We recently wrote about the imminent arrival of a combination EV charging connector that would enable charging AC or DC vehicles through a single charge port.  When it arrives, this equipment, based on a standard that’s expected to be approved and generally available by August, will contrast with the two ports currently in use on some plug-in vehicles such as the Nissan Leaf.  (The ports are known in the industry as the AC J1772 connector and the DC CHAdeMO connector.)

At industry events during the past year, I’ve been hearing a lot of talk about which DC charging connector will prevail, with several folks alleging that the “battle” between the Society of Automotive Engineers (SAE) and CHAdeMO (designed by the Tokyo Electric Power Company) is more about who gets to call the shots in the PEV market than about technical or business concerns.  But, the issue is really about bad timing in the rush to get PEVs to market, engineers’ philosophical differences, and the slow process of standardization – and not something more nefarious.  After more discussion about the DC charging evolution at the EVS26 conference, I went back and read the notes of my conversation a year ago with SAE standards participants to clarify the technical reasons why SAE didn’t adopt CHAdeMo.

In that conversation, I spoke with Rich Scholer (then at Ford and now at Chrysler), who was heading up the SAE working group on developing the messaging aspects of PEV standards, and Gery Kissel (at General Motors), who was heading up the working group on the connector aspects.  They explained that the CHAdeMO connector has two additional terminals that allow controller area network (CAN) bus communications (used for communications inside vehicles) between vehicles and the off-board charging equipment.  According to the CHAdeMO website, its engineers chose a redundant design with an analog signal transmission and a digital communication via CAN to ensure safe operation.  (The SAE system similarly has both analog and digital communications.)

When it began developing a standard connector in 2007, which was long before any of this generation of PEVs had hit the market, the SAE decided it wanted a connector with few pins and that was as small as possible so it would be consumer friendly.  When the SAE first began its standards work, the CHAdeMO specification was presented and considered for adoption, but the group ultimately preferred a single connector and chose to develop its own standard.

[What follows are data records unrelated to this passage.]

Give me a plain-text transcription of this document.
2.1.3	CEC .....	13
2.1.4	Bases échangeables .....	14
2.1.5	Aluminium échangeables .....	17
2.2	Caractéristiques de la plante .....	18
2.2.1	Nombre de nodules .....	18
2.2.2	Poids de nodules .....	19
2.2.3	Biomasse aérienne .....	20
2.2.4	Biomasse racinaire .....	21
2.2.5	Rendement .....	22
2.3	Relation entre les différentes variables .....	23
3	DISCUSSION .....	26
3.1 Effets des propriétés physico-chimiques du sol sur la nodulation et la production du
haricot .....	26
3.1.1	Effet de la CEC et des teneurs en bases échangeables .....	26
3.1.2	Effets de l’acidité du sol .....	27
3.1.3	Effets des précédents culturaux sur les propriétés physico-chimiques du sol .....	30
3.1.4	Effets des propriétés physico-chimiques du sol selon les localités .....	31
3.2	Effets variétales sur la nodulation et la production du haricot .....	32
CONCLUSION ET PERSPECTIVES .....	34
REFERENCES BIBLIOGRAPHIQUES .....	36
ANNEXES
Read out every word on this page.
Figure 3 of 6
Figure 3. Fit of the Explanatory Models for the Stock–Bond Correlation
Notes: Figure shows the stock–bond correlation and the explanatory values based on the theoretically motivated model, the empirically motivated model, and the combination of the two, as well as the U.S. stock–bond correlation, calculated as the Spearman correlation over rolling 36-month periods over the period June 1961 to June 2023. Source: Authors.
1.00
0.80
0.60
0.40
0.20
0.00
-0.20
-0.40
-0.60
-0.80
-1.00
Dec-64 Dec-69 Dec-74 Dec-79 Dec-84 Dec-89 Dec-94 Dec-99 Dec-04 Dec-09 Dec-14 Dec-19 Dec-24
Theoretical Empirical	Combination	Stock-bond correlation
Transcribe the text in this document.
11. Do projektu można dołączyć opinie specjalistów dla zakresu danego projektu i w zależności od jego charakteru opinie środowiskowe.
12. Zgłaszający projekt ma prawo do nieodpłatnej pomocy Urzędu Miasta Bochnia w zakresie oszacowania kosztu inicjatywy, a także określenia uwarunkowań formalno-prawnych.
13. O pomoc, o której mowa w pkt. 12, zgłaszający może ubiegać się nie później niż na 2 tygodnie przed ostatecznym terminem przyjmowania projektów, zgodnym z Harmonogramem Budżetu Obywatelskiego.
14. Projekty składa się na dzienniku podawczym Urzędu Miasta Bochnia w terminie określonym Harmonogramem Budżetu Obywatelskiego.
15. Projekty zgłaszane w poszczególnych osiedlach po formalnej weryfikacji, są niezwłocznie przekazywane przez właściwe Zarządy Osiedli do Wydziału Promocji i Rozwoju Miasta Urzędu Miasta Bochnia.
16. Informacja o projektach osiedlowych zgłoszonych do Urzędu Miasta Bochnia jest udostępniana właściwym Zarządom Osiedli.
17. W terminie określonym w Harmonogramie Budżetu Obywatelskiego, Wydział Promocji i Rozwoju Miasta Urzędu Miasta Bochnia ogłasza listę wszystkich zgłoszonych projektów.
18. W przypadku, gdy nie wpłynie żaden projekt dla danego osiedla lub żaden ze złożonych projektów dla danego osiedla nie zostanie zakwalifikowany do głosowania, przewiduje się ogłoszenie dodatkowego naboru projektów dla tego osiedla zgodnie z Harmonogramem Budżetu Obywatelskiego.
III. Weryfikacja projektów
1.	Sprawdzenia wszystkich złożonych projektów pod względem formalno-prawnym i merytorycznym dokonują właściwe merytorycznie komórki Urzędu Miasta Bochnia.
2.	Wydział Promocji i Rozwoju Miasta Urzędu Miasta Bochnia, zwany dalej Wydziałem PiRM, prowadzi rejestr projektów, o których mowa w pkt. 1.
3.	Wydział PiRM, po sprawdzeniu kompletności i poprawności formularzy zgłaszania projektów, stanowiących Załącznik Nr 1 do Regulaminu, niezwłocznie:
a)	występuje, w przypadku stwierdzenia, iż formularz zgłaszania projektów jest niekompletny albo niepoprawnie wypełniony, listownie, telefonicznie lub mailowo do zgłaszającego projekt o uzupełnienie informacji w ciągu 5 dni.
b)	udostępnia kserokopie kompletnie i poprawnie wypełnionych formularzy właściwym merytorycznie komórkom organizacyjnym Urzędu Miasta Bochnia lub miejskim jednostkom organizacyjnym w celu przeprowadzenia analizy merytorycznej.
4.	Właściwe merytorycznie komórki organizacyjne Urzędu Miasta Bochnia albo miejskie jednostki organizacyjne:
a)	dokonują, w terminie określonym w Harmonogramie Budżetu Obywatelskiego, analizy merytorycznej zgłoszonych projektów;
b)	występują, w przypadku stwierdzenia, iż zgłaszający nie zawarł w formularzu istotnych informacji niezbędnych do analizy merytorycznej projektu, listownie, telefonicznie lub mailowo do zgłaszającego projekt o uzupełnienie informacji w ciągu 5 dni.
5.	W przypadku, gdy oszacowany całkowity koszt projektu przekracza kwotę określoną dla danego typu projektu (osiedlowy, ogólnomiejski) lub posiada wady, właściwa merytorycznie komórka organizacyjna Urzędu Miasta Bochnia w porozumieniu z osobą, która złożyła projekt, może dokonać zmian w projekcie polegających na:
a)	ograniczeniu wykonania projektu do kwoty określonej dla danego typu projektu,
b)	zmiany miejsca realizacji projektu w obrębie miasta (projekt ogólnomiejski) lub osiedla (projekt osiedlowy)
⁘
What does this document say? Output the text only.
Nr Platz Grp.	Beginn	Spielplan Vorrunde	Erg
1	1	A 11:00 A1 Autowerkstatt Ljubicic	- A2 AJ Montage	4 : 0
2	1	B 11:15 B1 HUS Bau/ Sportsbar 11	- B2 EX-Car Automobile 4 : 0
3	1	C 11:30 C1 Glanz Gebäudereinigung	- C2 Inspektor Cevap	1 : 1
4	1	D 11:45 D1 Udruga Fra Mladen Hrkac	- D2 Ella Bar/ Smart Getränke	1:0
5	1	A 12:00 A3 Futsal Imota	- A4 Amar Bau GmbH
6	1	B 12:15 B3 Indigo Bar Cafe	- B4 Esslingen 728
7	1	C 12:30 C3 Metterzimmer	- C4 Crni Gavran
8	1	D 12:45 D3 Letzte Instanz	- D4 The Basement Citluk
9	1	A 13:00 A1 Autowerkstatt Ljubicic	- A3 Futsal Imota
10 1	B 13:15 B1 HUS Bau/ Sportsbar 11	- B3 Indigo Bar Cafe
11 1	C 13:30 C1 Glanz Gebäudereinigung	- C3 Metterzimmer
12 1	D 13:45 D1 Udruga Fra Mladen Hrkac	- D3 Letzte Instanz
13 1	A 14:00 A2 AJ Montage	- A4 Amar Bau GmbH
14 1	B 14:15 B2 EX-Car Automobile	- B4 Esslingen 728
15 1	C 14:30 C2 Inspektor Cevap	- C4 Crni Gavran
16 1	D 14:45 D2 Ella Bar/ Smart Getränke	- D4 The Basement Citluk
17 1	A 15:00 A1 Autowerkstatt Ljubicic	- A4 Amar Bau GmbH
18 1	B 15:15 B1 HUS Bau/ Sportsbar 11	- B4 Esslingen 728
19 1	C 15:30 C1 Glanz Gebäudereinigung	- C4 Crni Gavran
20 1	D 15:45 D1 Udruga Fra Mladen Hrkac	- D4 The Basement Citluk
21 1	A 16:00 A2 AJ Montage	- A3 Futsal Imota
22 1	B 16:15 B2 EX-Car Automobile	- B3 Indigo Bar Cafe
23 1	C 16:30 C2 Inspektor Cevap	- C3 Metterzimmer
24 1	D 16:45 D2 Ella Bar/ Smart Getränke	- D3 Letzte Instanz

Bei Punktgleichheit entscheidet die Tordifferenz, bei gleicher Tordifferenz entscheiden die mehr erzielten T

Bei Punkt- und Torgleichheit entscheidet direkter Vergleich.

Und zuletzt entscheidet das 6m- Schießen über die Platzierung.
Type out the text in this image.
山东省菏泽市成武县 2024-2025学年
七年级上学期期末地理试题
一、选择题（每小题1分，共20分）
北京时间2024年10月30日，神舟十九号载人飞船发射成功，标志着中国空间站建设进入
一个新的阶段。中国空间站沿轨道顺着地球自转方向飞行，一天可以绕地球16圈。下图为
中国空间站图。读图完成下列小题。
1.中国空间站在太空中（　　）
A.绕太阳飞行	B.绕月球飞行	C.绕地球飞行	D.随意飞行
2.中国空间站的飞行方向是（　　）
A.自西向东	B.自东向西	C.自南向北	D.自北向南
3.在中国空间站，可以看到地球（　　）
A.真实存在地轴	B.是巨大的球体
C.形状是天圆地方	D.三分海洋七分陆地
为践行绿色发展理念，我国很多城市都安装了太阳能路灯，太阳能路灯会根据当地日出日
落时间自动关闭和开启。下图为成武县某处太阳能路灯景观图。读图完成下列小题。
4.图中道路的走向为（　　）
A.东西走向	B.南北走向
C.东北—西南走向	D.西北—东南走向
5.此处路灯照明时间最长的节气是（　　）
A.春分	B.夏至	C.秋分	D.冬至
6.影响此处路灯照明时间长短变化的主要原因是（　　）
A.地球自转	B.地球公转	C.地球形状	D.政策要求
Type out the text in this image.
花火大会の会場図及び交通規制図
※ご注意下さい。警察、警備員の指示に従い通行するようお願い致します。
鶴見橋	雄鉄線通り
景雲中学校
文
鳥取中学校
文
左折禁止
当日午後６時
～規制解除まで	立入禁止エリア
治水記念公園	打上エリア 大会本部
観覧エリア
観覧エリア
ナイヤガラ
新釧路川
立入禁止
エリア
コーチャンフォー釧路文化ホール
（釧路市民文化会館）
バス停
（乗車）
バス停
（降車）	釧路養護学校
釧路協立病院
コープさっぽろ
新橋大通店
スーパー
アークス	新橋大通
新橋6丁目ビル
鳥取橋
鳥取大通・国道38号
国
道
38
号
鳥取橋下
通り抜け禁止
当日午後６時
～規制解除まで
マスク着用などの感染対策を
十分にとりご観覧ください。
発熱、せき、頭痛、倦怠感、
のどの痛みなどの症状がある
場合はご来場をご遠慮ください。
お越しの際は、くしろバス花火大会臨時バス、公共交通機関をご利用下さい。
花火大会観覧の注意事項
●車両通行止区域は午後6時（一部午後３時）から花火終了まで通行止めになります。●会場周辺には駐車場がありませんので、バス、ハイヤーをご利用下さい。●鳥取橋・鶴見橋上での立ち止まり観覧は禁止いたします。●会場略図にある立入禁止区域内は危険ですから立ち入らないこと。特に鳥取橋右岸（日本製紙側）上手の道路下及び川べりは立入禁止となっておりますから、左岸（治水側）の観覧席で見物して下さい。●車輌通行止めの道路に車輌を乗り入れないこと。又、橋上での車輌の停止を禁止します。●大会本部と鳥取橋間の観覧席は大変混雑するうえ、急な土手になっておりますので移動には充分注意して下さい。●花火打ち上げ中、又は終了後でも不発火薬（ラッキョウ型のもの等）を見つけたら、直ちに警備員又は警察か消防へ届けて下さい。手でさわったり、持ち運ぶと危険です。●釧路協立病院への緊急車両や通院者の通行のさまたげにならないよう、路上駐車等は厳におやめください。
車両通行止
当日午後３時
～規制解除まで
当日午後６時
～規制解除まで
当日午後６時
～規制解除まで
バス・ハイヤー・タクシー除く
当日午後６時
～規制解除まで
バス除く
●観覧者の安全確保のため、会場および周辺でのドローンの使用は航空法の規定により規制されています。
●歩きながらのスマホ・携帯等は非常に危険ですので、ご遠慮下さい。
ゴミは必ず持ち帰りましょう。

SAE began relying on power line carrier communications (PLC) when it began to work on an AC charging connector, and the group continued that philosophy with its DC charger development.  PLC piggybacks digital communications information over the power line for communications with equipment off the vehicle.  The new combo AC and DC connector will take the CAN messages and change them into PLC messages that are governed by the charger’s control pilot equipment.

In addition to these technical issues, the two groups had clearly differing philosophies on the urgency of providing a DC connector standard.  Nissan, Mitsubishi, and other CHAdeMO backers wanted PEVs to launch with a fast charging DC option.  At the time, SAE’s work was likely years away from completion. Since a CHAdeMO specification was available, they began shipping CHAdeMO-compatible vehicles in 2010 and were comfortable with a two-port solution.

Other automotive OEMs (largely in Germany and the United States) were not in as much rush to deliver vehicles or a DC charging standard.  According to the SAE’s Kissel “the priority was always AC,” and that decision has led to the broad adoption of the J1772 connector.

More than 1300 CHAdeMO DC fast chargers have been installed globally, and Nissan and Renault are in the process of giving away 400 DC chargers in Europe so that CHAdeMO will become further entrenched in the region.  Without referring to any specific technology, three European automotive groups (ACEA, CLEPA, and EURELECTRIC) said in late May that they “jointly agree on the need for a single harmonised plug system for the recharging of electric vehicles.”

The U.S. Department of Energy’s EV Project has also installed several CHAdeMO chargers.  Any installed CHAdeMO charger would have to be upgraded to accommodate the new combo connector.  New DC chargers featuring both CHAdeMO and the combined charger ports are expected out this fall.